September 13, 1916 -
Give the people what they want ....

Mary the circus elephant was publicly executed in the Erwin, Tennessee rail-yard, after killing a drifter named Walter "Red" Eldridge the previous day.



The five-ton animal was hanged from a derrick car in front of 3,000 onlookers, and left hanging for half an hour.

(Please folks, I am not encouraging the execution of any animal, especially mammals weighing over five tons.)


September 13, 1916 -



Roald Dahl was born on this date in Llandaff, South Wales. He was sent off to private boarding schools as a kid, which he hated except for the chocolates, Cadbury chocolates. The Cadbury chocolate company had chosen his school as a focus group for new candies they were developing. Every so often, a plain gray cardboard box was issued to each child, filled with eleven chocolate bars. It was the children's task to rate the candy, and Dahl took his job very seriously. About one of the sample candy bars, he wrote, "Too subtle for the common palate." He later said that the experience got him thinking about candy as something manufactured in a factory, and he spent a lot of time imagining what a candy factory might be like.

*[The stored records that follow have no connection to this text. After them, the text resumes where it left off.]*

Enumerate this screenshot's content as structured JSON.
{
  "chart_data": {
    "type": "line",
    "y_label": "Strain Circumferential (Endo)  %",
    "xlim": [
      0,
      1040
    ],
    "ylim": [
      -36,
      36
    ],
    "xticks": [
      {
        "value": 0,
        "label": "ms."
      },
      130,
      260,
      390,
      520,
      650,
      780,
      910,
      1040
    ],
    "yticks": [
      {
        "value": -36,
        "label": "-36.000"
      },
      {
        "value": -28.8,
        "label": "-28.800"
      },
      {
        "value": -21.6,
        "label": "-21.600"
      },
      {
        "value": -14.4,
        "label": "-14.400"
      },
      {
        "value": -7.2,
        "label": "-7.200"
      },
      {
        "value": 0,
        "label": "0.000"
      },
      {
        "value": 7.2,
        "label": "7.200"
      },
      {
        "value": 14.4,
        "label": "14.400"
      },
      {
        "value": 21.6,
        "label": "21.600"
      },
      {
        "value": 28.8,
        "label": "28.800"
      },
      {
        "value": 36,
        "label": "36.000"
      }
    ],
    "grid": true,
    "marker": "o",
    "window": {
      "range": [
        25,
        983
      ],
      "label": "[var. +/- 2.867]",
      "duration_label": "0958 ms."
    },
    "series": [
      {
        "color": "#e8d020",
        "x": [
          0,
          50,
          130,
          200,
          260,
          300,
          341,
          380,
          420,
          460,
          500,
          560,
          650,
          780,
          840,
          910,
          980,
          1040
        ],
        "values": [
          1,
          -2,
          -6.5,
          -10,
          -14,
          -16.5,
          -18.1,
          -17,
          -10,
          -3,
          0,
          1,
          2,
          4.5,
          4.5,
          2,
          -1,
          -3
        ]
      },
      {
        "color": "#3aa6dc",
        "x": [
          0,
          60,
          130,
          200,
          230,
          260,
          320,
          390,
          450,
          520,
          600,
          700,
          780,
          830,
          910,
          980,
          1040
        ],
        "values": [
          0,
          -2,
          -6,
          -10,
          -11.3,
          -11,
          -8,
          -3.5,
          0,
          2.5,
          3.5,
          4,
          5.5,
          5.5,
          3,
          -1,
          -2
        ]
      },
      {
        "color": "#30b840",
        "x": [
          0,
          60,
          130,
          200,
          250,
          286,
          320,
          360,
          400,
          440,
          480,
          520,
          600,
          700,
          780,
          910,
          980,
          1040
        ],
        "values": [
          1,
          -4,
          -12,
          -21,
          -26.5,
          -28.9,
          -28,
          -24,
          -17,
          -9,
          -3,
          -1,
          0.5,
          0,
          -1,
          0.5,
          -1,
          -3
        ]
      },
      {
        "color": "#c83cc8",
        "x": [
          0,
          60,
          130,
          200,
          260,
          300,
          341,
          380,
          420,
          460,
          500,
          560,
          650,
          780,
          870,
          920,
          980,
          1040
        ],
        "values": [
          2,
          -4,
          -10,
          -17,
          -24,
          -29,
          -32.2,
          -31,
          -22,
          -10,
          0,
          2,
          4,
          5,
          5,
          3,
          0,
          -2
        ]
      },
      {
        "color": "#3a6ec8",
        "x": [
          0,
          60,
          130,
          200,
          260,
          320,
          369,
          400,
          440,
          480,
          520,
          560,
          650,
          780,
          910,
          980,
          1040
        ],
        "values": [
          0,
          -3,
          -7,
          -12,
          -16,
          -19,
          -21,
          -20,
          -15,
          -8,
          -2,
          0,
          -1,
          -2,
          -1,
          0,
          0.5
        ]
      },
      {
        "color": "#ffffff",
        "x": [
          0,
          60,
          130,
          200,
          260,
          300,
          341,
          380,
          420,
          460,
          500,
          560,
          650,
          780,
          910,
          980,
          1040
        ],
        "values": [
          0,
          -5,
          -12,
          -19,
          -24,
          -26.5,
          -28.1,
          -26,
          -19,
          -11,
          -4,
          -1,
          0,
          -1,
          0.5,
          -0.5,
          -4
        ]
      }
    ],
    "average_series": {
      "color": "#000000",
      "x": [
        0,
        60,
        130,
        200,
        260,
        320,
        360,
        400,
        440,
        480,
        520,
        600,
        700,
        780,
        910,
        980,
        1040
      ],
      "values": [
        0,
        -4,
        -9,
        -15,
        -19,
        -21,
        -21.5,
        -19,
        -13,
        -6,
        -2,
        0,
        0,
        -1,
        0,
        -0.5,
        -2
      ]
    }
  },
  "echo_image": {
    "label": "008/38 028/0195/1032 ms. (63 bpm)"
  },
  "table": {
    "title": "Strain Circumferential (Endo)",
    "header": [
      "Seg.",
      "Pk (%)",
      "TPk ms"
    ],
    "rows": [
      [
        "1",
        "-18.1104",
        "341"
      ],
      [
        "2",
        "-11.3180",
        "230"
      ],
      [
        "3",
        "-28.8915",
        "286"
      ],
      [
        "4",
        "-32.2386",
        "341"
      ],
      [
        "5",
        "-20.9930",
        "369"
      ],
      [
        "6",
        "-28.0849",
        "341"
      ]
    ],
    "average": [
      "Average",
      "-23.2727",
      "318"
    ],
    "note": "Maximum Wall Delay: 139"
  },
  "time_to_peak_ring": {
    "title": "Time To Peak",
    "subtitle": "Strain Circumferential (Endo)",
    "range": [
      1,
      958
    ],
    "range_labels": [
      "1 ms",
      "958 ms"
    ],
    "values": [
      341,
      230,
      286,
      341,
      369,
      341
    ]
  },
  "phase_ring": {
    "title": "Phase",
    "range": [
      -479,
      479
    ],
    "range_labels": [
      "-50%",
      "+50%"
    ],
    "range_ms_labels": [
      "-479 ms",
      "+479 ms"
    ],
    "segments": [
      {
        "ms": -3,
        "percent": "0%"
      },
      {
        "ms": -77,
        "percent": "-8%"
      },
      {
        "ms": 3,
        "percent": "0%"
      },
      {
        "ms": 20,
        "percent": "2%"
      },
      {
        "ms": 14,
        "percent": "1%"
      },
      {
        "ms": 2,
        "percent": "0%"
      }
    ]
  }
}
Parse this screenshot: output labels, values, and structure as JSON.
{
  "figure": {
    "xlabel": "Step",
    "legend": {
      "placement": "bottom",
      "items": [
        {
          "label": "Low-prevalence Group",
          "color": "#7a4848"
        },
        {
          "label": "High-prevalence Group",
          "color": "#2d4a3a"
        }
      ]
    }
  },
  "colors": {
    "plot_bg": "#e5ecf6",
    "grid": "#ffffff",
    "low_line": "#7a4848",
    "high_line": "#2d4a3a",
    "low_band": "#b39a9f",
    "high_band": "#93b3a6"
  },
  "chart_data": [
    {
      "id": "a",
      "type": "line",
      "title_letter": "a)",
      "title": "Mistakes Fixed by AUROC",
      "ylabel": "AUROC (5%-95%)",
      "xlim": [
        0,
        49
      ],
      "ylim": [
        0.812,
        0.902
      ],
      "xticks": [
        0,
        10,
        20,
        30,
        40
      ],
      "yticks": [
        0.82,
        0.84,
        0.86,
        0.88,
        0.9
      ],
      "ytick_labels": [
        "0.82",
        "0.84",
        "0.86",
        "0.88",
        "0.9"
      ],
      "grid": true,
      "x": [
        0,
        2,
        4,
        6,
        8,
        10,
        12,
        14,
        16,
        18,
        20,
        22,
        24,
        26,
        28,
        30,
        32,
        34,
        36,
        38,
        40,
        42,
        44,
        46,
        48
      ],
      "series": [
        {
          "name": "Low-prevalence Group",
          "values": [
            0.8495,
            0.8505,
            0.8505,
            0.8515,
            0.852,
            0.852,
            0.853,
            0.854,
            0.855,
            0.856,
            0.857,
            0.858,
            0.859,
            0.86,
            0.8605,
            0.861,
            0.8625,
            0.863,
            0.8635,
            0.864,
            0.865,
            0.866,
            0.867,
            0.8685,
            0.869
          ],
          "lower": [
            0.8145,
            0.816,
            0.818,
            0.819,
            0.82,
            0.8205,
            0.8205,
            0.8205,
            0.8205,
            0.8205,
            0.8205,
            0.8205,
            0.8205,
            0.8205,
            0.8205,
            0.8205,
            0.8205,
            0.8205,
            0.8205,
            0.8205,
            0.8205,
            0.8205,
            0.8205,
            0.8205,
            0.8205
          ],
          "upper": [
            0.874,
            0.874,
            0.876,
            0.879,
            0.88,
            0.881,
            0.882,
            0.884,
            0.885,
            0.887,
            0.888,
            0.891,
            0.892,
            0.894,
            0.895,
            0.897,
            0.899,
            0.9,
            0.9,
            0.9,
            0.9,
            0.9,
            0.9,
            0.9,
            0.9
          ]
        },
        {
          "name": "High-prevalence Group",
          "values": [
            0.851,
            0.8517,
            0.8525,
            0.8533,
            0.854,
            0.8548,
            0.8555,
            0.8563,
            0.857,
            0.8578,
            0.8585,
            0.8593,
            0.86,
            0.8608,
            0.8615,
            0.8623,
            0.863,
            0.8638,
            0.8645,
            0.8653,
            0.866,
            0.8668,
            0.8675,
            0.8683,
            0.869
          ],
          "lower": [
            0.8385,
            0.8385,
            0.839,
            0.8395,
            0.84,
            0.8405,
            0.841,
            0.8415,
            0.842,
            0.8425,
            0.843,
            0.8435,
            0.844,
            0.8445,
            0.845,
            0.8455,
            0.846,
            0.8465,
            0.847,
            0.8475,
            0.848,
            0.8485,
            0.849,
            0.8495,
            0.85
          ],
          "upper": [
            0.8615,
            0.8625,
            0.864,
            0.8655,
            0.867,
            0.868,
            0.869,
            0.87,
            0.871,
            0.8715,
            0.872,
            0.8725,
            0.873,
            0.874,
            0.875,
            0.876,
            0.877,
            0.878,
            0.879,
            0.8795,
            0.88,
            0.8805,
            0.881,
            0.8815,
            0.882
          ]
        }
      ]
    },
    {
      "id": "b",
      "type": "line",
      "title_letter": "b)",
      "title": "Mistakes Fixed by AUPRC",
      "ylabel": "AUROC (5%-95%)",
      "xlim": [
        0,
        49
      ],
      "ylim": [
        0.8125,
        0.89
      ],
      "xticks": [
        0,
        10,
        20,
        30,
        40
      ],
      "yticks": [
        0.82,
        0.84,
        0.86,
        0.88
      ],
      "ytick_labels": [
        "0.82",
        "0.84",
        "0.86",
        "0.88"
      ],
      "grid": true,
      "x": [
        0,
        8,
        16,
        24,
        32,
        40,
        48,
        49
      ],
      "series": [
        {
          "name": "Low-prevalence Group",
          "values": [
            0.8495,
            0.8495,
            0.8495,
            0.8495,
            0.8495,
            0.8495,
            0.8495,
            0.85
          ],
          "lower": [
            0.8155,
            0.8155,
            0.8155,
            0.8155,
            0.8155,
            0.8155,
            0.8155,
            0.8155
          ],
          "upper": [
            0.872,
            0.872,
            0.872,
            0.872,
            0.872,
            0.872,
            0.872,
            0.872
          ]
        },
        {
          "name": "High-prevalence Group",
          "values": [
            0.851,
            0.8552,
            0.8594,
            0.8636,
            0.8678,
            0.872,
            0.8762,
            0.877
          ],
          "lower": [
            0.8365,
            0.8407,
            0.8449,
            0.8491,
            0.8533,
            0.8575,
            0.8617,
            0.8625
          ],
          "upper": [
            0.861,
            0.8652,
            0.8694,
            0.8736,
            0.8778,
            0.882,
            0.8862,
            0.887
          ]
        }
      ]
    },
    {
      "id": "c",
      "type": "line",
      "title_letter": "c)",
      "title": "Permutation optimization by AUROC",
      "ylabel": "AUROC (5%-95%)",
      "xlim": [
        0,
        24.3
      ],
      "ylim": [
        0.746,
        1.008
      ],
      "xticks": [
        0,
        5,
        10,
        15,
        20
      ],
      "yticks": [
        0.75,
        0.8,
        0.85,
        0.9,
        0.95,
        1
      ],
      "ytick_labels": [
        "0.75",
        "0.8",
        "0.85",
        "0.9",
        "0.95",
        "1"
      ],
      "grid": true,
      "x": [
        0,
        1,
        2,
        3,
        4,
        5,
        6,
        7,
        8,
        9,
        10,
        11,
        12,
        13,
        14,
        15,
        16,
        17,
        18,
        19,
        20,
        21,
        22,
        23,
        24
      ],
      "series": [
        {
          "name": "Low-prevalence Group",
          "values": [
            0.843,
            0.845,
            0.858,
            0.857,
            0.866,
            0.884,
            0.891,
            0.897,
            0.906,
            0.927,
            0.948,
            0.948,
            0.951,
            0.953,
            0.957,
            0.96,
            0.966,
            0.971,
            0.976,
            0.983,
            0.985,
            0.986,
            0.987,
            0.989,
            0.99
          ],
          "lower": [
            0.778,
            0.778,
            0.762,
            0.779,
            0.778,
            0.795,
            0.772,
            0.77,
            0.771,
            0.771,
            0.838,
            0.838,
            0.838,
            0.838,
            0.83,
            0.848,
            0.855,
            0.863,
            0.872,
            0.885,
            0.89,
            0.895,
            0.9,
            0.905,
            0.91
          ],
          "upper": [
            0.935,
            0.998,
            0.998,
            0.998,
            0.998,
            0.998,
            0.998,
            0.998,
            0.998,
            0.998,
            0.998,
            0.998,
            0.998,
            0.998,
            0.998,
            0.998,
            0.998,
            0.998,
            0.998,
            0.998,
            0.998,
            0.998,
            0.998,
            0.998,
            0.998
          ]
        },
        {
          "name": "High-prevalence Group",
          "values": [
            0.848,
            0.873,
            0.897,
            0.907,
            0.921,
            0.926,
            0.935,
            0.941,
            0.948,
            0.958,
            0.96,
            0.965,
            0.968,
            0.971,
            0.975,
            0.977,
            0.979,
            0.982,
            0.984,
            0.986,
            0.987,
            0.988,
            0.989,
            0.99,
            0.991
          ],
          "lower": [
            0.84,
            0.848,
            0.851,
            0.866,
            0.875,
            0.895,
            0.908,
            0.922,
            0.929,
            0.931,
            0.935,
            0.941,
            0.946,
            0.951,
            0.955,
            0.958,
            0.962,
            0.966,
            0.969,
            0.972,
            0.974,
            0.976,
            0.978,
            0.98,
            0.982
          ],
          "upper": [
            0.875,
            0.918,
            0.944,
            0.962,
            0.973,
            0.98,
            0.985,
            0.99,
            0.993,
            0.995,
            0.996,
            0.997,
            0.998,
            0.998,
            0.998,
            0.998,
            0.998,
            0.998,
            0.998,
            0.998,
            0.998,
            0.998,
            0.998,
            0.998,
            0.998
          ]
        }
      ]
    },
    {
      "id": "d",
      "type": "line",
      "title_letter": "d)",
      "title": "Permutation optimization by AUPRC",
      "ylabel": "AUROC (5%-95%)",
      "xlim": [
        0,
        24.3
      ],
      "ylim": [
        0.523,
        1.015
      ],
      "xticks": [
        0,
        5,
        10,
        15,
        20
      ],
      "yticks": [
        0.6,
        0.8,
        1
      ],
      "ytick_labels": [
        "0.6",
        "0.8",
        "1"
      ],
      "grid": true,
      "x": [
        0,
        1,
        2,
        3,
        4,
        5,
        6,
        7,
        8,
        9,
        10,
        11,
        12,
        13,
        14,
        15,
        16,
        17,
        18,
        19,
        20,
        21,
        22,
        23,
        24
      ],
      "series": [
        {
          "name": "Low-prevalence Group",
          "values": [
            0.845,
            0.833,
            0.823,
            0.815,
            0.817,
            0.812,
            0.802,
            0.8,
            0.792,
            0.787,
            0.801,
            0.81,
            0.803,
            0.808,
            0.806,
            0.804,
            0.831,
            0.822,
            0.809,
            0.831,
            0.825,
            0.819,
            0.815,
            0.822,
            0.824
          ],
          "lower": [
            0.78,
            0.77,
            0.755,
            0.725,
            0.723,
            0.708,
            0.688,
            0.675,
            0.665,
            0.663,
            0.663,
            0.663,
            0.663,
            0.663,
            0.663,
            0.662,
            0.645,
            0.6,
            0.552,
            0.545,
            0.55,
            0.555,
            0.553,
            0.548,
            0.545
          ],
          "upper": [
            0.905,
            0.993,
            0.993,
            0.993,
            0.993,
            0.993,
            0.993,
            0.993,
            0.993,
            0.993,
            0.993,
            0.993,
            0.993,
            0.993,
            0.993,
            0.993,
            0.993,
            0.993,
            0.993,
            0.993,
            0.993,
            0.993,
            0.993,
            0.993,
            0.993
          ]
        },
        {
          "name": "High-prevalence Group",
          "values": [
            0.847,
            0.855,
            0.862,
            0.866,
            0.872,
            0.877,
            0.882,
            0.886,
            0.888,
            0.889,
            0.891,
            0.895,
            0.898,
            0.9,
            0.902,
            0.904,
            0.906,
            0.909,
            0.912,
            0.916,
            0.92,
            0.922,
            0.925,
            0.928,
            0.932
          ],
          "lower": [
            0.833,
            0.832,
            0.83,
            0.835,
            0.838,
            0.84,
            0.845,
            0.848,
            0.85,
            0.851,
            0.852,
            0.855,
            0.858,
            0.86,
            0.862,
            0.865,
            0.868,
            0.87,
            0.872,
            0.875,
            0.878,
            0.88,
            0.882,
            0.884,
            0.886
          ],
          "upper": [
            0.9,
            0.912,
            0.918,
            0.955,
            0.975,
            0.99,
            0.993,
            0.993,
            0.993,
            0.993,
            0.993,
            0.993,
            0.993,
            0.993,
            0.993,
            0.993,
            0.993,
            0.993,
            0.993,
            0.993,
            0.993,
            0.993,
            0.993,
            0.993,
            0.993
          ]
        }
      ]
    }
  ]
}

Today, he's best known for his children's book Charlie and the Chocolate Factory and for the fact he ran off with his children's nanny after his wife, the actress Patricia Neal, recovered from a stroke. But even more interesting, a recently published biography of Dahl, purports that he was a spy for the British government during World War II, paid to sleep with wealthy U. S. women to gain information for the British government.

And you thought only 007 had a way with women.


September 13, 1940 -
The German Luftwaffe directly targeted Buckingham Palace during 'the Blitz' and dropped a bomb into the palace courtyard and detonated on impact on this date. The force of the explosion blew out all the inside windows of the palace. No one was seriously hurt and had the unintended effect of bonding the Royal Family with the people of England, as the Windsors did not evacuate London.





Queen Elizabeth (the queen's mother) narrowly averted serious injury and when asked about the incident said, "I am glad we have been bombed….it makes me feel like I can look the [heavily bombed] East End in the face."


September 13, 2001 -
While the World Trade Center and the Pentagon were still smoldering, President Bush asked Congress for powers to wage war, following the 9/11 attack, against an unidentified enemy.

Bush called the terrorist attacks in New York and Washington "the first war of the 21st century" as his administration labeled fugitive Osama bin Laden a prime suspect.